Al termine del processo, il giudice ha inflitto una pena di tre anni di reclusione all’uomo. La sentenza riconosce quindi la gravità dei fatti e la responsabilità dell’imputato per atti persecutori, sostituzione di persona e la diffusione delle immagini intime senza consenso. L’entità della condanna supera la richiesta della pubblica accusa, sottolineando il peso specifico che questi reati costituiscono nel panorama giudiziario attuale.
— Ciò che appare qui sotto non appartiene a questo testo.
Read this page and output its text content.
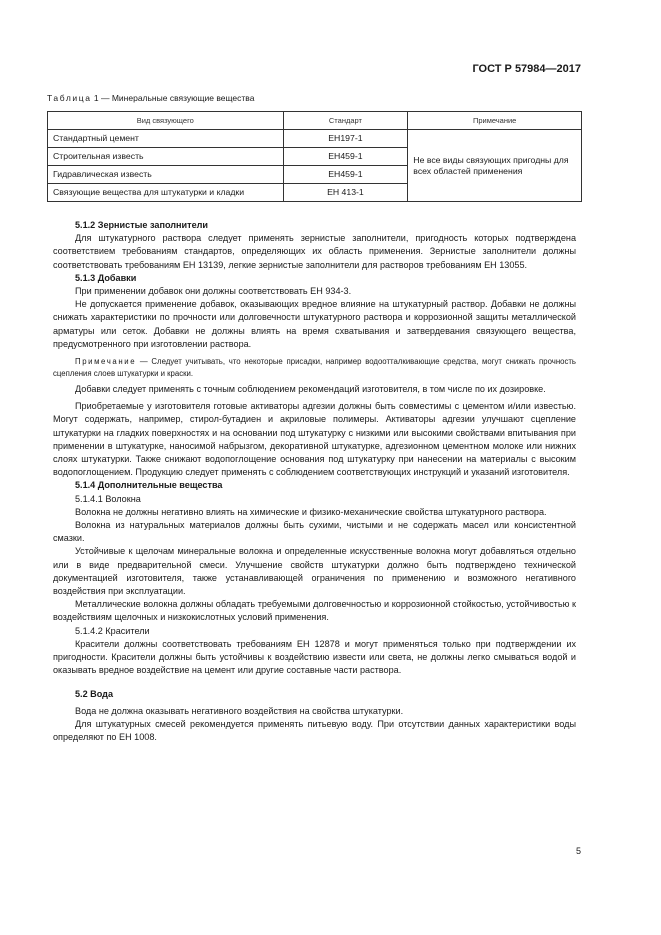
ГОСТ Р 57984—2017
Таблица 1 — Минеральные связующие вещества
Вид связующего	Стандарт	Примечание
Стандартный цемент	ЕН197-1	Не все виды связующих пригодны для всех областей применения
Строительная известь	ЕН459-1	
Гидравлическая известь	ЕН459-1	
Связующие вещества для штукатурки и кладки	ЕН 413-1	

5.1.2 Зернистые заполнители

Для штукатурного раствора следует применять зернистые заполнители, пригодность которых подтверждена соответствием требованиям стандартов, определяющих их область применения. Зернистые заполнители должны соответствовать требованиям ЕН 13139, легкие зернистые заполнители для растворов требованиям ЕН 13055.

5.1.3 Добавки

При применении добавок они должны соответствовать ЕН 934-3.

Не допускается применение добавок, оказывающих вредное влияние на штукатурный раствор. Добавки не должны снижать характеристики по прочности или долговечности штукатурного раствора и коррозионной защиты металлической арматуры или сеток. Добавки не должны влиять на время схватывания и затвердевания связующего вещества, предусмотренного при изготовлении раствора.

Примечание — Следует учитывать, что некоторые присадки, например водоотталкивающие средства, могут снижать прочность сцепления слоев штукатурки и краски.

Добавки следует применять с точным соблюдением рекомендаций изготовителя, в том числе по их дозировке.

Приобретаемые у изготовителя готовые активаторы адгезии должны быть совместимы с цементом и/или известью. Могут содержать, например, стирол-бутадиен и акриловые полимеры. Активаторы адгезии улучшают сцепление штукатурки на гладких поверхностях и на основании под штукатурку с низкими или высокими свойствами впитывания при применении в штукатурке, наносимой набрызгом, декоративной штукатурке, адгезионном цементном молоке или нижних слоях штукатурки. Также снижают водопоглощение основания под штукатурку при нанесении на материалы с высоким водопоглощением. Продукцию следует применять с соблюдением соответствующих инструкций и указаний изготовителя.

5.1.4 Дополнительные вещества

5.1.4.1 Волокна

Волокна не должны негативно влиять на химические и физико-механические свойства штукатурного раствора.

Волокна из натуральных материалов должны быть сухими, чистыми и не содержать масел или консистентной смазки.

Устойчивые к щелочам минеральные волокна и определенные искусственные волокна могут добавляться отдельно или в виде предварительной смеси. Улучшение свойств штукатурки должно быть подтверждено технической документацией изготовителя, также устанавливающей ограничения по применению и возможного негативного воздействия при эксплуатации.

Металлические волокна должны обладать требуемыми долговечностью и коррозионной стойкостью, устойчивостью к воздействиям щелочных и низкокислотных условий применения.

5.1.4.2 Красители

Красители должны соответствовать требованиям ЕН 12878 и могут применяться только при подтверждении их пригодности. Красители должны быть устойчивы к воздействию извести или света, не должны легко смываться водой и оказывать вредное воздействие на цемент или другие составные части раствора.

5.2 Вода

Вода не должна оказывать негативного воздействия на свойства штукатурки.

Для штукатурных смесей рекомендуется применять питьевую воду. При отсутствии данных характеристики воды определяют по ЕН 1008.

5
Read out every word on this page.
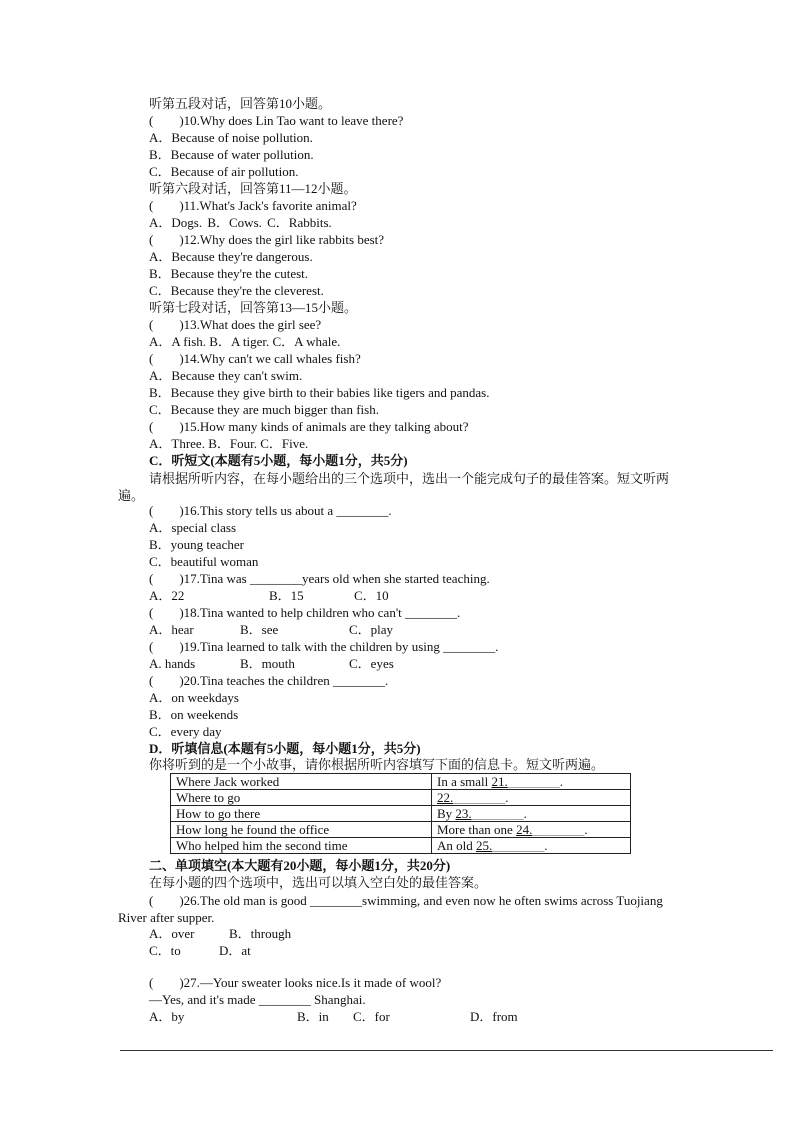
听第五段对话，回答第10小题。
(　　)10.Why does Lin Tao want to leave there?
A．Because of noise pollution.
B．Because of water pollution.
C．Because of air pollution.
听第六段对话，回答第11—12小题。
(　　)11.What's Jack's favorite animal?
A．Dogs. B．Cows. C．Rabbits.
(　　)12.Why does the girl like rabbits best?
A．Because they're dangerous.
B．Because they're the cutest.
C．Because they're the cleverest.
听第七段对话，回答第13—15小题。
(　　)13.What does the girl see?
A．A fish. B．A tiger. C．A whale.
(　　)14.Why can't we call whales fish?
A．Because they can't swim.
B．Because they give birth to their babies like tigers and pandas.
C．Because they are much bigger than fish.
(　　)15.How many kinds of animals are they talking about?
A．Three. B．Four. C．Five.
C．听短文(本题有5小题，每小题1分，共5分)
请根据所听内容，在每小题给出的三个选项中，选出一个能完成句子的最佳答案。短文听两遍。
(　　)16.This story tells us about a ________.
A．special class
B．young teacher
C．beautiful woman
(　　)17.Tina was ________years old when she started teaching.
A．22	B．15	C．10
(　　)18.Tina wanted to help children who can't ________.
A．hear	B．see	C．play
(　　)19.Tina learned to talk with the children by using ________.
A. hands	B．mouth	C．eyes
(　　)20.Tina teaches the children ________.
A．on weekdays
B．on weekends
C．every day
D．听填信息(本题有5小题，每小题1分，共5分)
你将听到的是一个小故事，请你根据所听内容填写下面的信息卡。短文听两遍。
Where Jack worked	In a small 21.________.
Where to go	22.________.
How to go there	By 23.________.
How long he found the office	More than one 24.________.
Who helped him the second time	An old 25.________.
二、单项填空(本大题有20小题，每小题1分，共20分)
在每小题的四个选项中，选出可以填入空白处的最佳答案。
(　　)26.The old man is good ________swimming, and even now he often swims across Tuojiang River after supper.
A．over	B．through
C．to	D．at
(　　)27.—Your sweater looks nice.Is it made of wool?
—Yes, and it's made ________ Shanghai.
A．by	B．in C．for	D．from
Il verdetto di Latina riflette la crescente attenzione del sistema giudiziario italiano verso i crimini digitali legati alla privacy e alla dignità personale. Nel corso degli ultimi anni, la legge ha rafforzato le sanzioni per il revenge porn, tentando di arginare la violenza virtuale che colpisce tante vittime, spesso donne. Il caso preso in esame qui conferma l’importanza di punire chi sfrutta i social network per vendette personali.

La vittima, assistita legalmente, si è vista riconoscere un ruolo attivo nel processo, con il riconoscimento del danno subito. Il tribunale ha messo in luce le conseguenze devastanti che la diffusione non autorizzata di contenuti privati può avere sulla vita di una persona, soprattutto in un contesto in cui la rete amplifica il danno.